The Ring of Gullion AONB has a rich biodiversity associated with a range of habitats, plants and animals. The most diverse habitats are the heath of Slieve Gullion and the ring dyke hills, residual areas of bogland at lower elevation, the rivers that flow through the area, lakes associated with glacial scouring, deciduous woodland and scrub, coniferous plantation and the farmed landscape of small fields and specie rich hedgebanks.
The area today has a rich flora and fauna with many nationally and internationally important habitats and species. The importance of the biodiversity within these habitats to nature conservation has been recognised by seven areas within the AONB being declared as Areas of Special Scientific Interest (ASSI).

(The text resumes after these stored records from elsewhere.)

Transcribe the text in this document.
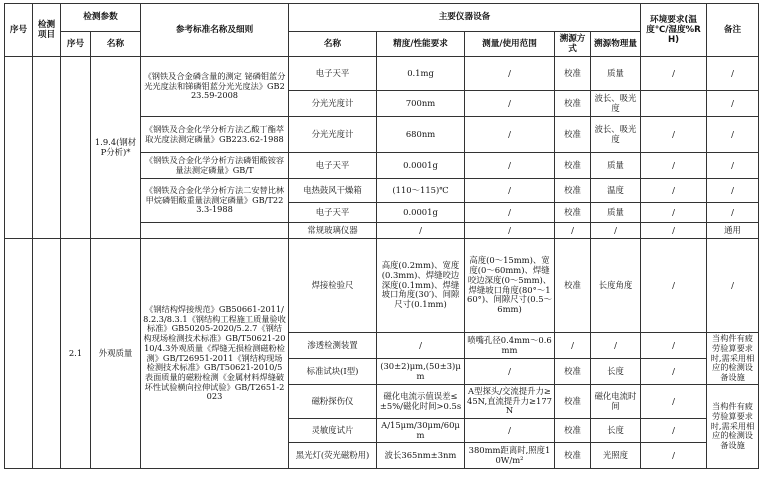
序号	检测项目	检测参数		参考标准名称及细则	主要仪器设备					环境要求(温度℃/湿度%RH)	备注
		序号	名称		名称	精度/性能要求	测量/使用范围	溯源方式	溯源物理量		
			1.9.4(钢材P分析)*	《钢铁及合金磷含量的测定 铋磷钼蓝分光光度法和锑磷钼蓝分光光度法》GB223.59-2008	电子天平	0.1mg	/	校准	质量	/	/
					分光光度计	700nm	/	校准	波长、吸光度		/
				《钢铁及合金化学分析方法乙酸丁酯萃取光度法测定磷量》GB223.62-1988	分光光度计	680nm	/	校准	波长、吸光度	/	/
				《钢铁及合金化学分析方法磷钼酸铵容量法测定磷量》GB/T	电子天平	0.0001g	/	校准	质量	/	/
				《钢铁及合金化学分析方法二安替比林甲烷磷钼酸重量法测定磷量》GB/T223.3-1988	电热鼓风干燥箱	(110～115)℃	/	校准	温度	/	/
					电子天平	0.0001g	/	校准	质量	/	/
					常规玻璃仪器	/	/	/	/	/	通用
		2.1	外观质量	《钢结构焊接规范》GB50661-2011/8.2.3/8.3.1《钢结构工程施工质量验收标准》GB50205-2020/5.2.7《钢结构现场检测技术标准》GB/T50621-2010/4.3外观质量《焊缝无损检测磁粉检测》GB/T26951-2011《钢结构现场检测技术标准》GB/T50621-2010/5表面质量的磁粉检测《金属材料焊缝破坏性试验横向拉伸试验》GB/T2651-2023	焊接检验尺	高度(0.2mm)、宽度(0.3mm)、焊缝咬边深度(0.1mm)、焊缝坡口角度(30′)、间隙尺寸(0.1mm)	高度(0～15mm)、宽度(0～60mm)、焊缝咬边深度(0～5mm)、焊缝坡口角度(80°～160°)、间隙尺寸(0.5～6mm)	校准	长度角度	/	/
					渗透检测装置	/	喷嘴孔径0.4mm～0.6mm	/	/	/	当构件有疲劳验算要求时,需采用相应的检测设备设施
					标准试块(I型)	(30±2)μm,(50±3)μm	/	校准	长度	/	
					磁粉探伤仪	磁化电流示值误差≤±5%/磁化时间>0.5s	A型探头/交流提升力≥45N,直流提升力≥177N	校准	磁化电流时间	/	当构件有疲劳验算要求时,需采用相应的检测设备设施
					灵敏度试片	A/15μm/30μm/60μm	/	校准	长度	/	
					黑光灯(荧光磁粉用)	波长365nm±3nm	380mm距离时,照度10W/m²	校准	光照度	/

The upland heaths of Slieve Gullion and the ring dyke hills – although they are vulnerable to scrub encroachment – are of particular significance, as are Camlough, the Cashel Loughs, and the intertidal mud of the upper reaches of Carlingford Lough. Much of the biodiversity of the AONB lies in its farmland with its patchwork of hedgerows, walls and pockets of woodland.
Six hundred and twelve hectares of Slieve Gullion have also been designated as a Special Area of Conservation under the EC Habitats Directive as this is one of the largest expanses of European Dry Heath in Northern Ireland. Cowberry Vaccinium vitis-idaea is found there, a plant which is scarce elsewhere.